In Syria, doctors continue to fight for the lives of the injured. “The medical situation cannot be described,” says doctor Ammar Zakaria from the Sams organization. No one dares to estimate the number of unreported deaths in north-west Syria – around 5,900 have been confirmed. Much of the rubble has not been moved at all since the tremor due to a lack of heavy equipment. “There are very, very, very many victims,” says Zakaria.
In addition to human suffering, the earthquakes have also caused a great deal of economic, ecological and cultural damage. According to the government, more than 200,000 houses were destroyed in Turkey alone – huge mountains of rubble that have to be disposed of. Greenpeace in Turkey warns of contamination with asbestos or other chemicals. Reliable data are not available. But where the heavy machines in Turkey are now demolishing the buildings, a white, acrid haze hangs in the air.
Cultural assets have also suffered serious damage or have been destroyed, especially in the city of Antakya, ancient Antioch: According to a first report by the Chamber of Engineers and Architects, these include the Orthodox Church of Saint Paul and the Habib-i Neccar Mosque, one of the oldest mosques in today’s borders of Turkey. The walls of a historic castle in Gaziantep, built by the Romans in the 2nd century AD, have also collapsed.
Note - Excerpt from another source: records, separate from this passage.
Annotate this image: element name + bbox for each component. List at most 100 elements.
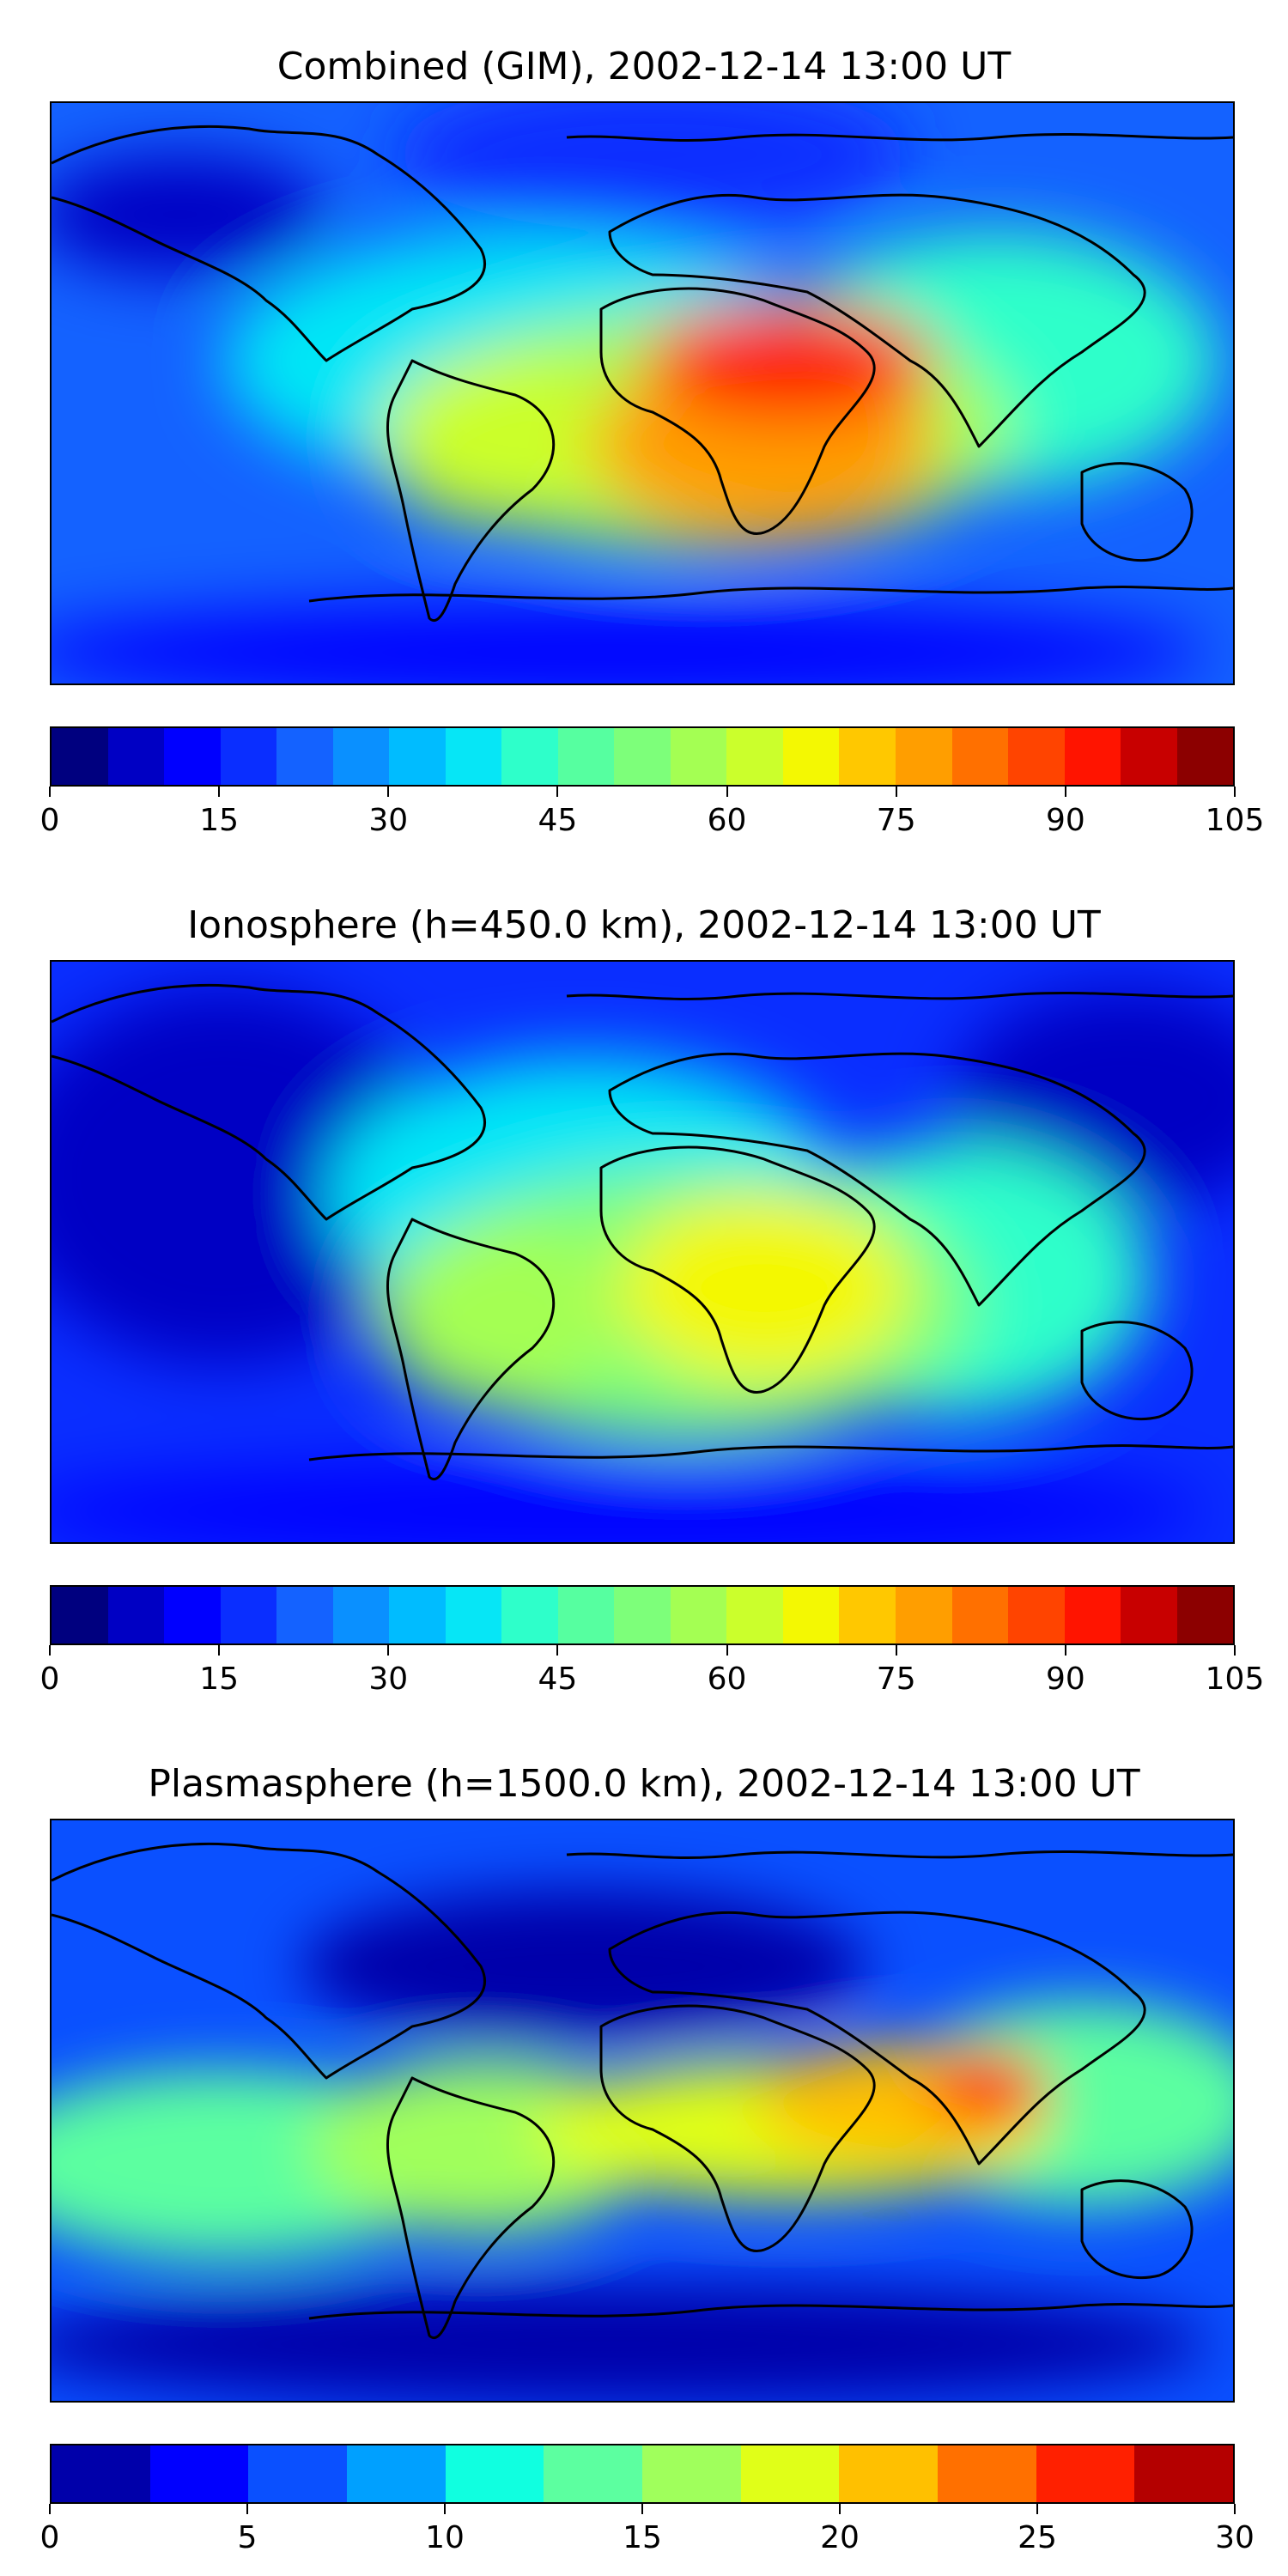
field-region-south-america — [378, 352, 618, 524]
colorbar-tick-label: 75 — [876, 1662, 916, 1697]
colorbar-tick-mark — [218, 1645, 221, 1656]
panel-2-map — [50, 960, 1235, 1544]
panel-2-colorbar — [50, 1585, 1235, 1645]
colorbar-segment — [389, 1587, 446, 1643]
field-region-north-pacific — [52, 155, 326, 275]
field-region-southern-ocean — [52, 601, 1211, 683]
colorbar-tick-label: 15 — [199, 803, 240, 838]
colorbar-tick-mark — [49, 2504, 51, 2514]
colorbar-segment — [220, 728, 277, 785]
colorbar-tick-label: 90 — [1045, 1662, 1085, 1697]
colorbar-tick-mark — [1064, 1645, 1066, 1656]
colorbar-segment — [782, 1587, 840, 1643]
colorbar-segment — [1036, 2445, 1135, 2502]
colorbar-segment — [1121, 728, 1177, 785]
colorbar-tick-label: 0 — [39, 1662, 60, 1697]
colorbar-tick-label: 30 — [1215, 2520, 1255, 2555]
field-region-central-africa — [618, 1194, 910, 1382]
coastlines — [52, 983, 1233, 1480]
colorbar-segment — [839, 1587, 896, 1643]
colorbar-tick-label: 15 — [623, 2520, 662, 2555]
colorbar-segment — [614, 728, 671, 785]
colorbar-segment — [1064, 1587, 1121, 1643]
colorbar-segment — [52, 728, 108, 785]
colorbar-segment — [895, 1587, 952, 1643]
colorbar-tick-label: 0 — [39, 803, 60, 838]
colorbar-segment — [839, 2445, 939, 2502]
colorbar-segment — [276, 1587, 333, 1643]
colorbar-tick-mark — [49, 787, 51, 797]
colorbar-tick-label: 60 — [707, 803, 747, 838]
colorbar-tick-label: 20 — [820, 2520, 860, 2555]
colorbar-segment — [1134, 2445, 1234, 2502]
colorbar-segment — [557, 728, 615, 785]
colorbar-tick-mark — [556, 1645, 559, 1656]
panel-1-field — [52, 103, 1233, 683]
colorbar-tick-label: 25 — [1018, 2520, 1057, 2555]
colorbar-segment — [1008, 728, 1065, 785]
colorbar-segment — [614, 1587, 671, 1643]
colorbar-tick-label: 105 — [1205, 1662, 1265, 1697]
colorbar-segment — [107, 1587, 165, 1643]
colorbar-segment — [839, 728, 896, 785]
field-region-north-pacific — [52, 987, 447, 1365]
colorbar-tick-label: 15 — [199, 1662, 240, 1697]
colorbar-tick-mark — [218, 787, 221, 797]
colorbar-segment — [951, 1587, 1009, 1643]
panel-2-colorbar-ticks: 0 15 30 45 60 75 90 105 — [40, 1645, 1264, 1697]
colorbar-tick-label: 45 — [538, 803, 578, 838]
colorbar-tick-mark — [1064, 787, 1066, 797]
colorbar-segment — [670, 728, 727, 785]
panel-1-colorbar — [50, 726, 1235, 787]
field-region-north-atlantic-low — [301, 1889, 867, 2044]
colorbar-tick-mark — [246, 2504, 248, 2514]
colorbar-segment — [52, 1587, 108, 1643]
colorbar-segment — [107, 728, 165, 785]
colorbar-tick-mark — [726, 1645, 728, 1656]
colorbar-segment — [740, 2445, 840, 2502]
colorbar-tick-label: 30 — [368, 803, 409, 838]
colorbar-tick-label: 5 — [237, 2520, 258, 2555]
colorbar-tick-mark — [726, 787, 728, 797]
colorbar-segment — [248, 2445, 348, 2502]
colorbar-tick-label: 10 — [425, 2520, 465, 2555]
panel-2-title: Ionosphere (h=450.0 km), 2002-12-14 13:0… — [187, 903, 1101, 947]
colorbar-segment — [164, 728, 221, 785]
panel-1-title: Combined (GIM), 2002-12-14 13:00 UT — [276, 45, 1012, 88]
colorbar-tick-mark — [1234, 1645, 1236, 1656]
field-region-southeast-asia — [927, 2048, 1048, 2125]
colorbar-segment — [501, 728, 558, 785]
colorbar-tick-mark — [1234, 787, 1236, 797]
colorbar-tick-label: 75 — [876, 803, 916, 838]
colorbar-segment — [670, 1587, 727, 1643]
panel-1-map — [50, 101, 1235, 685]
colorbar-tick-mark — [49, 1645, 51, 1656]
colorbar-segment — [1008, 1587, 1065, 1643]
colorbar-tick-label: 30 — [368, 1662, 409, 1697]
colorbar-segment — [501, 1587, 558, 1643]
coastlines — [52, 125, 1233, 622]
colorbar-segment — [951, 728, 1009, 785]
colorbar-segment — [220, 1587, 277, 1643]
colorbar-tick-mark — [1036, 2504, 1038, 2514]
colorbar-tick-label: 45 — [538, 1662, 578, 1697]
colorbar-segment — [895, 728, 952, 785]
colorbar-segment — [1176, 728, 1234, 785]
colorbar-segment — [544, 2445, 643, 2502]
colorbar-segment — [389, 728, 446, 785]
colorbar-tick-mark — [387, 1645, 390, 1656]
colorbar-tick-mark — [895, 1645, 897, 1656]
colorbar-tick-mark — [839, 2504, 841, 2514]
colorbar-segment — [276, 728, 333, 785]
panel-3-colorbar — [50, 2444, 1235, 2504]
colorbar-tick-mark — [895, 787, 897, 797]
panel-1-colorbar-ticks: 0 15 30 45 60 75 90 105 — [40, 787, 1264, 838]
colorbar-segment — [52, 2445, 150, 2502]
colorbar-tick-mark — [444, 2504, 446, 2514]
colorbar-segment — [642, 2445, 741, 2502]
colorbar-segment — [1121, 1587, 1177, 1643]
colorbar-segment — [445, 728, 502, 785]
field-region-southern-ocean — [52, 2284, 1211, 2401]
colorbar-segment — [557, 1587, 615, 1643]
colorbar-segment — [149, 2445, 249, 2502]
According to an estimate by the World Bank, the material damage caused by the earthquake is at least 34.2 billion US dollars (around 32.4 billion euros) in Turkey alone. The Turkish company and business association Türkonfed estimated the financial damage in a report shortly after the quake at 84.1 billion dollars (around 79 billion euros).
After the shock, criticism of the government in Turkey is becoming increasingly clear, including calls for his resignation. Many criticize Erdogan’s crisis management that too few rescue teams were there too late or that supplies arrived too late. Added to this is the accusation that the government has not punished bungled construction. Erdogan acknowledged delays but justified them with the size of the disaster area and the severity of the tremors.
About 500 trucks with relief supplies have meanwhile rolled into north-west Syria, but UN emergency aid coordinator Martin Griffiths admitted that the United Nations were too late to help there. Aid for Syria was dramatically underfunded even before the earthquake, says Clynton Beukes from the organization World Vision. “When the quake hit us, we had nothing.” Helpers were faced with the question of whether they wanted to pay the salary of a doctor in the hospital or station relief supplies at the border with Syria, both of which did not work together.
The catastrophe hit Turkey in the middle of the election campaign. Erdogan makes it clear that he wants to hold on to an early election date of May 14. The government is now pushing ahead with the reconstruction of the region, and new houses are to be built in the region within a year. A promise with which Erdogan hopes, despite all the criticism, to be re-elected after 20 years in power.
Syria’s ruler Bashar al-Assad, who is staying in power with all his might during the civil war, also wants to draw political benefit from the disaster. After his long political isolation, he wants to show that his government is in fact the dominant force despite the country’s fragmentation. In Syria, Assad could emerge as the only winner from this catastrophe.